Рациональное обоснование догмата Боэций начинает с утверждения, что «Отец, Сын и Святой Дух – это один, а не три Бога»[2], и с выяснения таких понятий, как «единство», «тождество», «различие». Суть проблемы в следующем: догмат о Троичности Бога указывает, с одной стороны, на различие Лиц, Ипостасей Троицы, а с другой стороны, догмат подчеркивает, что Отец, Сын, Дух Святой – это один Бог, а не три Бога. Основанием любого единства, говорит Боэций, является отсутствие различий. Там, где имеют место различия, речь должна идти не о единстве, а о множественности[3]. Таким образом, признание различий Лиц должно привести к разделению Троицы. Боэций в своих трактатах берется доказать, что применительно к Троице ее различие и единство совместимы. Вот как он это делает.
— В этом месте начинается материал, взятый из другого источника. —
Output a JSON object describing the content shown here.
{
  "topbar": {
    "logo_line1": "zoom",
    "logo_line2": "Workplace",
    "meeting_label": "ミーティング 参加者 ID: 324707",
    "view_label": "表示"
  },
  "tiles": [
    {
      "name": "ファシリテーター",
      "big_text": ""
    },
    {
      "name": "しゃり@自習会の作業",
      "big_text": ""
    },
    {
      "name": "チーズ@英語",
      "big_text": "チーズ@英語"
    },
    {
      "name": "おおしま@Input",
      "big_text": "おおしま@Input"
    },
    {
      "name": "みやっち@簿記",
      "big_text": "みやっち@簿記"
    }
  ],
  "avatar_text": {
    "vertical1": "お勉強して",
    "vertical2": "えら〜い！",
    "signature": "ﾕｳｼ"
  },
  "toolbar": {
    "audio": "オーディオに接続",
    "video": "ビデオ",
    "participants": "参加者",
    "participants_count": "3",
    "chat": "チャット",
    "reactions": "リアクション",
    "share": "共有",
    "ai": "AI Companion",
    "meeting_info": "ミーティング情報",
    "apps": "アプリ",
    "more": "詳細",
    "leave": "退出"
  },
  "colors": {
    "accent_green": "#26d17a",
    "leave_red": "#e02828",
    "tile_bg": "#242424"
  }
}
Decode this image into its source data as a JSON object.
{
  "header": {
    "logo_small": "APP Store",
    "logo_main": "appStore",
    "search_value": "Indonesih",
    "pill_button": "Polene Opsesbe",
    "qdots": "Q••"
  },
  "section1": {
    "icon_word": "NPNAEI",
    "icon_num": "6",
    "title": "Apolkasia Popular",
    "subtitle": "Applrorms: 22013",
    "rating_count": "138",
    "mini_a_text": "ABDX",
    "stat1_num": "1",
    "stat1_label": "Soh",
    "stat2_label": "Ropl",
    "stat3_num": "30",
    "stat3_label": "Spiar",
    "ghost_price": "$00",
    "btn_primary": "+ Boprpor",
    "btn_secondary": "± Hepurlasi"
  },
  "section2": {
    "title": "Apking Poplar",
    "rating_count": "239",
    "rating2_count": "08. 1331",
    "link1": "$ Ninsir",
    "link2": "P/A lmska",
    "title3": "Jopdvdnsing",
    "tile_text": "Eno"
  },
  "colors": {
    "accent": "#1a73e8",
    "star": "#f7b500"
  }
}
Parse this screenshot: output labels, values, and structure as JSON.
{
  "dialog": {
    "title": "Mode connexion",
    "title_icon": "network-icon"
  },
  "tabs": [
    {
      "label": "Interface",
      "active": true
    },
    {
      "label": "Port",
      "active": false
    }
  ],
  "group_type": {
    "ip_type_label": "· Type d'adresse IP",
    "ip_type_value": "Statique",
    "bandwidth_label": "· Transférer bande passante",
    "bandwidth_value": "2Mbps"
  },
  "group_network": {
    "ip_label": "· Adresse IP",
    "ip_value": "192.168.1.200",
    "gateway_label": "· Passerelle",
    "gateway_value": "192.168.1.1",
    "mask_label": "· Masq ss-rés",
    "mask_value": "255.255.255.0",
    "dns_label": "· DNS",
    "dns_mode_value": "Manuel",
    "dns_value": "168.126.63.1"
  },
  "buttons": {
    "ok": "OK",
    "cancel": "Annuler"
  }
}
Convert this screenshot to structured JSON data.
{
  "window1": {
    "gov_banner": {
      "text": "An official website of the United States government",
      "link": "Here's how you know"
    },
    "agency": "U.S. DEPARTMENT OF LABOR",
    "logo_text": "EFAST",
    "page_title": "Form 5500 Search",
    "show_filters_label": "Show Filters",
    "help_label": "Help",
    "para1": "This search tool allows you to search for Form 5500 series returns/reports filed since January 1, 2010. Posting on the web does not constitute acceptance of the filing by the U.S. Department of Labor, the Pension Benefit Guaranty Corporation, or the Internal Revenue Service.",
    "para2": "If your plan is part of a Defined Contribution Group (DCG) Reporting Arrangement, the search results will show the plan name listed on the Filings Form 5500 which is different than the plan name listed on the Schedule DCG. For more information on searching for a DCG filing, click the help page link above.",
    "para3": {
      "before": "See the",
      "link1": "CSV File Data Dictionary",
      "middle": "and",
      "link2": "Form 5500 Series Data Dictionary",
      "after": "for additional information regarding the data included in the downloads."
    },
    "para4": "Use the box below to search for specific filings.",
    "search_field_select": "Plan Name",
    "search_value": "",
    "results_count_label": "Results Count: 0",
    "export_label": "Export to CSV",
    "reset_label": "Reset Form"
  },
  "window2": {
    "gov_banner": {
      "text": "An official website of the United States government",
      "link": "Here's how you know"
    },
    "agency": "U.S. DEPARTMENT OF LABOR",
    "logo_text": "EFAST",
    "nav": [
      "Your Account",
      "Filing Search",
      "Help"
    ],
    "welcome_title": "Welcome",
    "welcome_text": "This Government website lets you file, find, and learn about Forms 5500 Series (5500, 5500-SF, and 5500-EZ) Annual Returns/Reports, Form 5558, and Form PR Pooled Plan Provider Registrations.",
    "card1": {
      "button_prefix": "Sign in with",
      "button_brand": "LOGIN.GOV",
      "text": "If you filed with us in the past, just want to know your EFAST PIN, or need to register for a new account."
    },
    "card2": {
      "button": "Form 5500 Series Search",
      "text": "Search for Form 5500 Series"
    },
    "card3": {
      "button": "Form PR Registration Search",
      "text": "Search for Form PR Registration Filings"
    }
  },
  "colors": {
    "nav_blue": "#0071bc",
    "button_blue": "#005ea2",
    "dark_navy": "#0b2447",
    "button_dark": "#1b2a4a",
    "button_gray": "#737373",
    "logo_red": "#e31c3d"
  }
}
По отношению к конечным, земным, вещам действует формула: «иное дело – существовать, иное – то, что существует». Это значит, что говоря, например, «человек справедлив», мы в этом высказывании различаем «человек» и «справедлив». «Человек» означает одно, а «справедлив» – другое. По отношению же к Богу эта формула не действует, т.к., называя Бога справедливым, мы подразумеваем, что Бог и есть справедливость. «Божественная же субстанция, – пишет Боэций, – есть форма без материи, и поэтому она едина, и есть то, что она есть. Ибо остальные вещи не суть то, что они есть»[4]. Поэтому, называя Бога Благим, Всемогущим и т.п., мы не выделяем в единой Божественной субстанции каких-то частей, отличных друг от друга. Говоря о Лицах Бога, мы говорим об одной и той же Божественной сущности: они ничего не меняют в самой сущности Бога, он остается Единым. Как указывает Боэций, «слова «Бог Отец, Бог Сын, Бог Дух Святой и вся Троица – один Бог» справедливо кажутся им повторением одного и того же, а не перечислением разного…»[5]. Различия трех Лиц Троицы относительные. Подобно тому, как человек называется отцом лишь по отношению к сыну, а не сам по себе, так и имена «Отец», «Сын», «Дух Святой» выражают лишь относительное отличие Лиц, а не появление новых сущностей, субстанций. Все они остаются в своей субстанции одним и тем же: все определения, даваемые Богу, входят в его субстанцию.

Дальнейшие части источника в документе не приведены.